CODAIT / text-extensions-for-pandas

Natural language processing support for Pandas dataframes.
Apache License 2.0
215 stars 34 forks source link

extract_dict and extract_regex_tok should return TokenSpanArray, not DataFrame #206

Open frreiss opened 3 years ago

frreiss commented 3 years ago

For legacy reasons, the functions extract_dict() and extract_regex_tok() in spanner/extract.py return single-column DataFrames. These functions should return TokenSpanArray objects instead. Users who want a DataFrame can construct one on top of the returned array.

In addition to the testing code in test_extract.py, there is some downstream code in the notebooks that will need to be modified to deal with this API change.

lvntky commented 3 years ago

hello @frreiss I can fork the project and take a look at the issues if you don't start yet.

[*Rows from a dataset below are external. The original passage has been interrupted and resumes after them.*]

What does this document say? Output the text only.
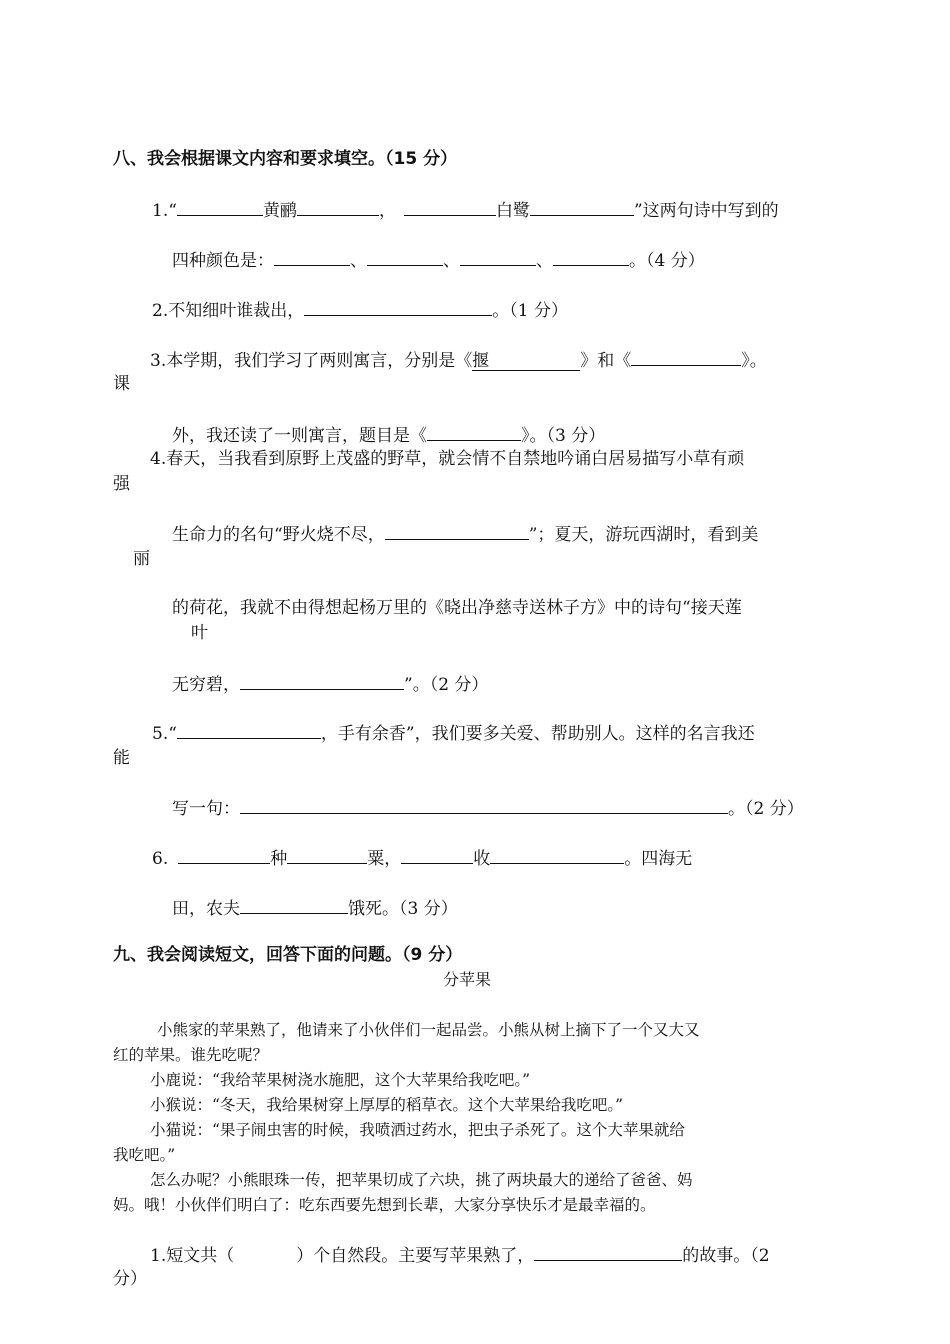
八、我会根据课文内容和要求填空。（15 分）
1.“	黄鹂	，	白鹭	”这两句诗中写到的
四种颜色是：	、	、	、	。（4 分）
2.不知细叶谁裁出，	。（1 分）
3.本学期，我们学习了两则寓言，分别是《揠	》和《	》。
课
外，我还读了一则寓言，题目是《	》。（3 分）
4.春天，当我看到原野上茂盛的野草，就会情不自禁地吟诵白居易描写小草有顽
强
生命力的名句“野火烧不尽，	”；夏天，游玩西湖时，看到美
丽
的荷花，我就不由得想起杨万里的《晓出净慈寺送林子方》中的诗句“接天莲
叶
无穷碧，	”。（2 分）
5.“	，手有余香”，我们要多关爱、帮助别人。这样的名言我还
能
写一句：	。（2 分）
6.	种	粟，	收	。四海无
田，农夫	饿死。（3 分）
九、我会阅读短文，回答下面的问题。（9 分）
分苹果
小熊家的苹果熟了，他请来了小伙伴们一起品尝。小熊从树上摘下了一个又大又
红的苹果。谁先吃呢？
小鹿说：“我给苹果树浇水施肥，这个大苹果给我吃吧。”
小猴说：“冬天，我给果树穿上厚厚的稻草衣。这个大苹果给我吃吧。”
小猫说：“果子闹虫害的时候，我喷洒过药水，把虫子杀死了。这个大苹果就给
我吃吧。”
怎么办呢？小熊眼珠一传，把苹果切成了六块，挑了两块最大的递给了爸爸、妈
妈。哦！小伙伴们明白了：吃东西要先想到长辈，大家分享快乐才是最幸福的。
1.短文共（	）个自然段。主要写苹果熟了，	的故事。（2
分）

frreiss commented 3 years ago

Thanks for your interest, @lvntky! We'd be happy to have you work on this issue. You may want to wait for the pull request https://github.com/CODAIT/text-extensions-for-pandas/pull/207, which contains other changes to spanner/extract.py, to be merged.

frreiss commented 3 years ago

Update: PR #207 is merged now; this issue should be unblocked.

lvntky commented 3 years ago

sorry for the delay @frreiss i cant look the GitHub for the two days I was very busy at the job. but if there anything that I can help please inform me. I really like the project. Best wishes!

frreiss commented 3 years ago

@lvntky we welcome contributions of all sizes. We've prepared a list of small changes that would make a good first issue for new contributors. Here's a link: https://github.com/CODAIT/text-extensions-for-pandas/issues?q=is%3Aissue+is%3Aopen+label%3A%22good+first+issue%22

lvntky commented 3 years ago

@frreiss thank you for your friendly approach I really thank you I will hunting the issues at repo :smile: